Nov 11, 2010 07:35 GMT  ·  By

According to a recent cost analysis, it would appear that the next-generation space telescope that the American space agency is building will cost some $1.5 billion more than originally estimated. The panel that conducted the study says that the planned launch date will also slip further away, by 15 months minimum.

The findings belong to an independent review panel, which was called into action by US Senator Barbara Mikulski (D-Md.), to check up on what was happening with the soaring costs and management issues that plagued the development of the James Webb Space Telescope (JWST).

The instrument is the most complex observatory to ever fly, and it was designed specifically to take the place of the famous Hubble Space Telescope. As such, it has some pretty big shoes to fill, and NASA wanted to create the very best tool, that would incorporate the most ground-breaking capabilities.

“The Webb telescope will now cost $6.5 billion, $1.5 billion more than the estimate included in NASA's February 2010 budget request. Its launch will be delayed by over a year, from June 2014 to September 2015,” said the senator in a letter sent to NASA Administrator Charles Bolden.

Mikulski sent the document on November 10, after carefully reviewing the independent report, which she received on October 29, Space reports. The JWST development effort is being led by teams at the NASA Goddard Space Flight Center, in Greenbelt, Maryland.

The soaring costs associated with constructing this machine are perhaps better understood when considering its size and capabilities. It will feature a five-layer sunshield unlike anything built before. The shield will be foldable, and will cover about the surface of a tennis court.

Its primary instrument will be a 6.5-meter foldable mirror, which will contain numerous smaller segments. Each of them needs to be polished within a degree of accuracy that was never achieved before on a space observatory.

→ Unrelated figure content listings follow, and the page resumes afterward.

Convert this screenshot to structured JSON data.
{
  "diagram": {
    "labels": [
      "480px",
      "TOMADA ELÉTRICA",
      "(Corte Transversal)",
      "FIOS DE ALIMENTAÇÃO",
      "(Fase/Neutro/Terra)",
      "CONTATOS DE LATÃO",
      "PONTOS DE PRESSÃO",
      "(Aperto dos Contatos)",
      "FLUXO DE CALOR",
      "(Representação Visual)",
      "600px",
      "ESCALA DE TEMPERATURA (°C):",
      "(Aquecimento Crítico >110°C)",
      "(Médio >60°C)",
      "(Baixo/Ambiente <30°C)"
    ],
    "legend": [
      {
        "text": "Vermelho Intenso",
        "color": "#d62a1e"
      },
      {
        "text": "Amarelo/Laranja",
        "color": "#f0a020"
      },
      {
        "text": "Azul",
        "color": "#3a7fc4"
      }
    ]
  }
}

Redondo Beach, California-based Northrop Grumman was selected as the prime contractor for the construction of the JWST, which is being assembled at Goddard. The European Space Agency (ESA) is involved in the project as well, as it will be providing the Ariane 5 heavy-lift delivery system needed to take the JWST to a transfer orbit.

The observatory will then deploy at the L2 Lagrangian point, which is a spot at a very precise location away from Earth where it will remain in the same relative position from the Sun-Earth-Moon system. Once there, it will deploy its sunshield to avoid any stray light penetrating its detectors.

Until then, however, Mikulski instructed Bolden to patch things up in JWST upper management, and to streamline the production process. “We cannot afford to continue with business as usual in this stark fiscal situation,” she said.

The independent review panel calls the technical progress made by the JWST team as “commendable and often excellent,” but stress that issues arise on account of “budgeting and program management, not technical performance.”